Um dia chegou à casa noturna nova-iorquina Ballroom, onde eu fazia uma série de apresentações, um fax para mim remetido pelo New York Times. Queriam um artigo sobre Carmen Miranda. A idéia era ter um texto escrito por algum brasileiro ligado à música popular. Alguém na redação confirmou que o possível autor sugerido por um editor brasileiro e por um agente de escritores americano consultados pelo Arts&Leisure eu (que tinha sido, segundo soube depois, lembrado quando se constatou a inviabilidade da primeira escolha. Chico Buarque) - valeria de fato uma tentativa. Além do show no Ballroom. eu estava gravando o que faltava (e iniciando a mixagem) do álbum Circulado, de modo que não via como encontrar tempo e energia para escrever o tal ensaio. Mas terminei fazendo-o. Entre uma sessão e outra, nas próprias esperas de estúdio, sempre prolongadas, nas horas roubadas ao sono difícil, escrevi um texto sincero sobre Carmen. Nele eu punha a figura da pequenina cantora, que é a parte mais conhecida do Brasil no mundo, na perspectiva do movimento tropicalista - e este na perspectiva da mpb. Havia muitos nomes de colegas - muitos deles obscuros para um leitor norte-americano - e meu fraseado era demasiado barroco, de modo que tive muitas e longas conversas com a editora, negociando palavras, referências, ordem de parágrafos. O que me deu mais trabalho do que escrever propriamente, mas a mulher com quem eu falava (sempre pelo telefone) era tão interessante - soava tanto como o que gosto em senhoras refinadas de Nova Iorque - que isso foi também mais prazeroso do que a escrita. E o texto final saiu mais fiel ao meu primeiro impulso do que eu e essa editora teríamos acreditado ser possível.
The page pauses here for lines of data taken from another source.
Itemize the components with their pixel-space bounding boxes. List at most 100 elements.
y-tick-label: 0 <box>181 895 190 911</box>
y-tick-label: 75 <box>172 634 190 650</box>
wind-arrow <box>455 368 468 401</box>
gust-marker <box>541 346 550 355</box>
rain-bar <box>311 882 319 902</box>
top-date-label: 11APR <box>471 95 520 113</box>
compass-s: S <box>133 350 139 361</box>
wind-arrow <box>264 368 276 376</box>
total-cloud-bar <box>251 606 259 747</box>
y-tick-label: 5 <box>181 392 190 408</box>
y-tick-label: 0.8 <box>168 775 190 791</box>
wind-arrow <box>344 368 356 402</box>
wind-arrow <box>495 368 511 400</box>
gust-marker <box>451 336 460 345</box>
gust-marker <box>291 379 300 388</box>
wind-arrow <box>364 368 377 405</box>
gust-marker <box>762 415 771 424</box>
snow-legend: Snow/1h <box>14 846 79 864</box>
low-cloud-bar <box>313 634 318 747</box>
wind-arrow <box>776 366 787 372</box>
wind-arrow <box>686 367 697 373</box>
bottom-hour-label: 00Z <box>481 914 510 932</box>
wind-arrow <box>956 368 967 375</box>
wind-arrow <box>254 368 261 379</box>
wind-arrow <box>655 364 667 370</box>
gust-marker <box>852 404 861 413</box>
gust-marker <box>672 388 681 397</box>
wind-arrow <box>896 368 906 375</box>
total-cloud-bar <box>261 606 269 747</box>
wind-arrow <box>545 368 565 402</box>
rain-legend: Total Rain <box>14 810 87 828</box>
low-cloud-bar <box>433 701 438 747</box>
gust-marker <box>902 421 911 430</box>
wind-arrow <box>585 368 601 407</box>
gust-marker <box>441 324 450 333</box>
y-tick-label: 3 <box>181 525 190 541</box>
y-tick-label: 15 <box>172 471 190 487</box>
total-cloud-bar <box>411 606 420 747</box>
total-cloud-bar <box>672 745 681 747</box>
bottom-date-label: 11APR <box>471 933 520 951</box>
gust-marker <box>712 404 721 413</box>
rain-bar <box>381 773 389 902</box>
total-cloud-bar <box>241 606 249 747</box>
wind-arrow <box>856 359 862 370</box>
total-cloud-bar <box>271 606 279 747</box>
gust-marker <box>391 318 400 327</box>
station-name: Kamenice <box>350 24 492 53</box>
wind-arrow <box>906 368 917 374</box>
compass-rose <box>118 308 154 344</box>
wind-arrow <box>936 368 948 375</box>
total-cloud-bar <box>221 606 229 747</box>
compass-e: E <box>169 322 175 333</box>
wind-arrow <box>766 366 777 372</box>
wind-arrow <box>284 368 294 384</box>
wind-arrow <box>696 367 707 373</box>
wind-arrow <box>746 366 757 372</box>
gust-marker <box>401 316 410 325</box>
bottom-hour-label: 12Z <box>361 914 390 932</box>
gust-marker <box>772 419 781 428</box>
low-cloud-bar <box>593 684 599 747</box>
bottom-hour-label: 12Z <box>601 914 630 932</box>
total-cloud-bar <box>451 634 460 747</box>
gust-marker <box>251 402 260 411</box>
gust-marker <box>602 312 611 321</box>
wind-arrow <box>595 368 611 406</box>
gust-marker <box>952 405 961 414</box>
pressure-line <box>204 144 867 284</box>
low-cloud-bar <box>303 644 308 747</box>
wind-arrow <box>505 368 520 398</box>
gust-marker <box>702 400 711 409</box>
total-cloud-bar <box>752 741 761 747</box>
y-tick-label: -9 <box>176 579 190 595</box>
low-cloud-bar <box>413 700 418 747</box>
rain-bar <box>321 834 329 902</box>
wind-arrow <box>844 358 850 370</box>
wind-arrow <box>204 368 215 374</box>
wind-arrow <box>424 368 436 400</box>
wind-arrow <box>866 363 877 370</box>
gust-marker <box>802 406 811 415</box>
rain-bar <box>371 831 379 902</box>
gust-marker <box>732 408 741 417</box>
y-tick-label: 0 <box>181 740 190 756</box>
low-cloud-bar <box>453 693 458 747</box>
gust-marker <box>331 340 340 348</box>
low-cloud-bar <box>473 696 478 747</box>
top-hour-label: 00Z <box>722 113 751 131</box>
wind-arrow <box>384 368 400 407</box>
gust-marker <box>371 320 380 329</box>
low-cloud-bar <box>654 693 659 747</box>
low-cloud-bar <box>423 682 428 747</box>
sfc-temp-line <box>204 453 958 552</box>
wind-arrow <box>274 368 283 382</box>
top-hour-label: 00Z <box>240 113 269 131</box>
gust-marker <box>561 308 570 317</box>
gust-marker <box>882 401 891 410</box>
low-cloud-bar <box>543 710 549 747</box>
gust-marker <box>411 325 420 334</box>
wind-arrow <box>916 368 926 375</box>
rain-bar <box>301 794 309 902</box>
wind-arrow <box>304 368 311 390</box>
Por causa do que se sugeria no artigo a respeito do tropicalismo - e por causa do tom com que isso era feito - um editor de Nova Iorque achou que ali se insinuava um livro. Escreveu-me nesse sentido. Fiquei surpreso e grato, mas respondi-lhe que não tinha intenção de escrever livros, e que já tinha recusado insistentes ofertas para fazer isso no Brasil. Mas topei encontrá-lo e terminei capitulando. A bem dizer, tomei a coisa como uma responsabilidade que eu não tinha o direito de evitar. Meu tradicional respeito pelo acaso que desenha o destino me fez aceitar a tarefa. Afinal, do nada saíra o convite para escrever para o NYT, e isso levara um editor nova-iorquino a me encomendar um livro. Talvez fosse uma oportunidade de valorizar e situar a experiência da música popular brasileira em termos mundiais. Quando me dei conta de que aceitara a tarefa, vi logo que, para mim intimamente, se tratava também de um pretexto para escrever e até para ler mais. Era um convite para eu realizar o sonho de me aproximar dos livros, diante dos quais sempre me senti intimidado. Comecei então, com um entusiasmo que agora já me foge, a compor este aqui, de cuja feitura não pensei nem uma vez em desistir desde que tomei a decisão de fazê-lo mas que nunca entendi a quem poderia interessar - nem mesmo se sua publicação poderia de fato se tornar útil para mim e para as coisas que me são caras. Sem decidir sobre nenhum desses itens, eu o completei e - como diria Gertrude Stein na pele de Alice B. Toklas - aqui está.